Researchers at the Berkeley Lab plan to use microscopic waves to charge and accelerate some of the smallest particles in the universe.

The process will take place in the lab's "table-top" Berkeley Lab Laser Accelerator, a device that is planned to be built by fall 2009 and will replace the lab's current, smaller accelerator.

While the particles will be accelerated in a tube that is only one meter long, scientists said the process for getting the particles up to speed is far from simple.

The scientists must first charge a chamber of atomic gas through which the particles will travel.

A laser beam will then puncture the gas and cause a "wake" that will accelerate and charge the particle that follows the beam, said Paul Preuss, a member of the communications department for the lab.

In an online video, project leader Wim Leemans compared the acceleration process to a surfer catching a wave behind a passing motorboat.

"Laser poles excite the wake in the plasma and electrons surf this wake and therefore reach very high energy," Leemans said in the video.

He said that the plasma would produce "a thousand times bigger electric field than (a) conventional accelerator."

The new accelerator will replace the lab's current device, which has a chamber that is only 3.3 centimeters long and does not charge the particle as much, Preuss said.

The current device can charge the particles to 1 billion electron volts. Researchers said they hope that the new accelerator will charge the particles to 10 billion electron volts.

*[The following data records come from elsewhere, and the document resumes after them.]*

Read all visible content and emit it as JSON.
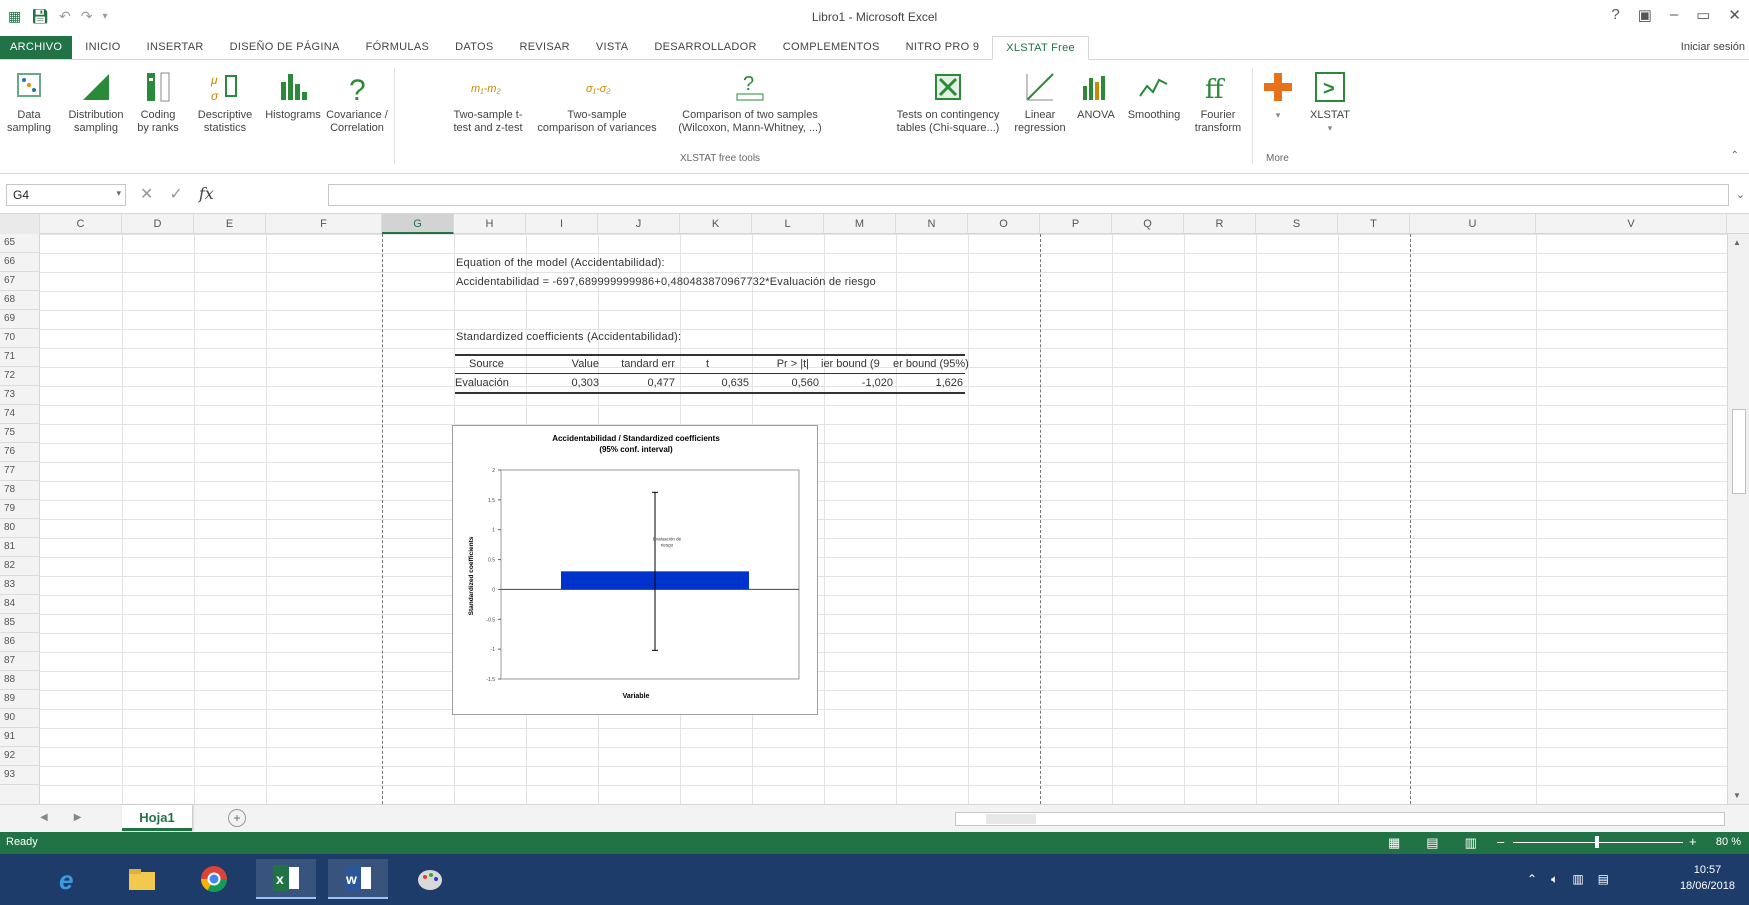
{
  "window": {
    "title": "Libro1 - Microsoft Excel",
    "controls": [
      "?",
      "▣",
      "–",
      "▭",
      "✕"
    ]
  },
  "tabs": {
    "items": [
      "ARCHIVO",
      "INICIO",
      "INSERTAR",
      "DISEÑO DE PÁGINA",
      "FÓRMULAS",
      "DATOS",
      "REVISAR",
      "VISTA",
      "DESARROLLADOR",
      "COMPLEMENTOS",
      "NITRO PRO 9",
      "XLSTAT Free"
    ],
    "active": "XLSTAT Free",
    "signin": "Iniciar sesión"
  },
  "ribbon": {
    "buttons": [
      {
        "line1": "Data",
        "line2": "sampling",
        "icon": "dice-icon"
      },
      {
        "line1": "Distribution",
        "line2": "sampling",
        "icon": "distribution-icon"
      },
      {
        "line1": "Coding",
        "line2": "by ranks",
        "icon": "coding-icon"
      },
      {
        "line1": "Descriptive",
        "line2": "statistics",
        "icon": "descriptive-icon"
      },
      {
        "line1": "Histograms",
        "line2": "",
        "icon": "histogram-icon"
      },
      {
        "line1": "Covariance /",
        "line2": "Correlation",
        "icon": "question-icon"
      },
      {
        "line1": "Two-sample t-",
        "line2": "test and z-test",
        "icon": "m1m2-icon"
      },
      {
        "line1": "Two-sample",
        "line2": "comparison of variances",
        "icon": "variance-icon"
      },
      {
        "line1": "Comparison of two samples",
        "line2": "(Wilcoxon, Mann-Whitney, ...)",
        "icon": "compare-icon"
      },
      {
        "line1": "Tests on contingency",
        "line2": "tables (Chi-square...)",
        "icon": "contingency-icon"
      },
      {
        "line1": "Linear",
        "line2": "regression",
        "icon": "regression-icon"
      },
      {
        "line1": "ANOVA",
        "line2": "",
        "icon": "anova-icon"
      },
      {
        "line1": "Smoothing",
        "line2": "",
        "icon": "smoothing-icon"
      },
      {
        "line1": "Fourier",
        "line2": "transform",
        "icon": "fourier-icon"
      },
      {
        "line1": "",
        "line2": "",
        "icon": "plus-icon"
      },
      {
        "line1": "XLSTAT",
        "line2": "",
        "icon": "xlstat-icon"
      }
    ],
    "group_label": "XLSTAT free tools",
    "more_label": "More"
  },
  "formula_bar": {
    "name_box": "G4",
    "fx": "fx",
    "value": ""
  },
  "columns": [
    "C",
    "D",
    "E",
    "F",
    "G",
    "H",
    "I",
    "J",
    "K",
    "L",
    "M",
    "N",
    "O",
    "P",
    "Q",
    "R",
    "S",
    "T",
    "U",
    "V"
  ],
  "selected_column": "G",
  "rows": [
    "65",
    "66",
    "67",
    "68",
    "69",
    "70",
    "71",
    "72",
    "73",
    "74",
    "75",
    "76",
    "77",
    "78",
    "79",
    "80",
    "81",
    "82",
    "83",
    "84",
    "85",
    "86",
    "87",
    "88",
    "89",
    "90",
    "91",
    "92",
    "93"
  ],
  "cells": {
    "equation_title": "Equation of the model (Accidentabilidad):",
    "equation": "Accidentabilidad = -697,689999999986+0,480483870967732*Evaluación de riesgo",
    "std_title": "Standardized coefficients (Accidentabilidad):"
  },
  "std_table": {
    "headers": [
      "Source",
      "Value",
      "tandard err",
      "t",
      "Pr > |t|",
      "ier bound (9",
      "er bound (95%)"
    ],
    "row": [
      "Evaluación",
      "0,303",
      "0,477",
      "0,635",
      "0,560",
      "-1,020",
      "1,626"
    ]
  },
  "chart_data": {
    "type": "bar",
    "title": "Accidentabilidad / Standardized coefficients",
    "subtitle": "(95% conf. interval)",
    "xlabel": "Variable",
    "ylabel": "Standardized coefficients",
    "categories": [
      "Evaluación de riesgo"
    ],
    "values": [
      0.303
    ],
    "error_low": [
      -1.02
    ],
    "error_high": [
      1.626
    ],
    "ylim": [
      -1.5,
      2
    ],
    "yticks": [
      "2",
      "1.5",
      "1",
      "0.5",
      "0",
      "-0.5",
      "-1",
      "-1.5"
    ],
    "bar_color": "#0033cc"
  },
  "sheet": {
    "tab": "Hoja1",
    "add": "+"
  },
  "status": {
    "ready": "Ready",
    "zoom": "80 %"
  },
  "taskbar": {
    "time": "10:57",
    "date": "18/06/2018",
    "apps": [
      "ie-icon",
      "explorer-icon",
      "chrome-icon",
      "excel-icon",
      "word-icon",
      "paint-icon"
    ]
  },
  "colors": {
    "excel_green": "#217346",
    "taskbar": "#1d3c6a"
  }
}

Charging the particles to 10

billion electron volts would be a major achievement given that the particles will only be charged over one meter, Preuss said.

Sami Tantawi, an associate professor of particle physics and astrophysics at Stanford University, said an effective compact accelerator would increase accessibility to particle accelerators and could hugely impact the scientific community.

"Using these tools are extremely expensive," he said. "People wait in line, sometimes for years to use them: pharmaceutical companies, engineering and archaeological researches, you name it."

John Fox, a consulting professor for applied physics at Stanford University, said the project could be successful and has the ability to revolutionize physics in college classrooms.

"If the accelerator facility gets smaller, it would become less expensive," he said. "It will open up research in new areas."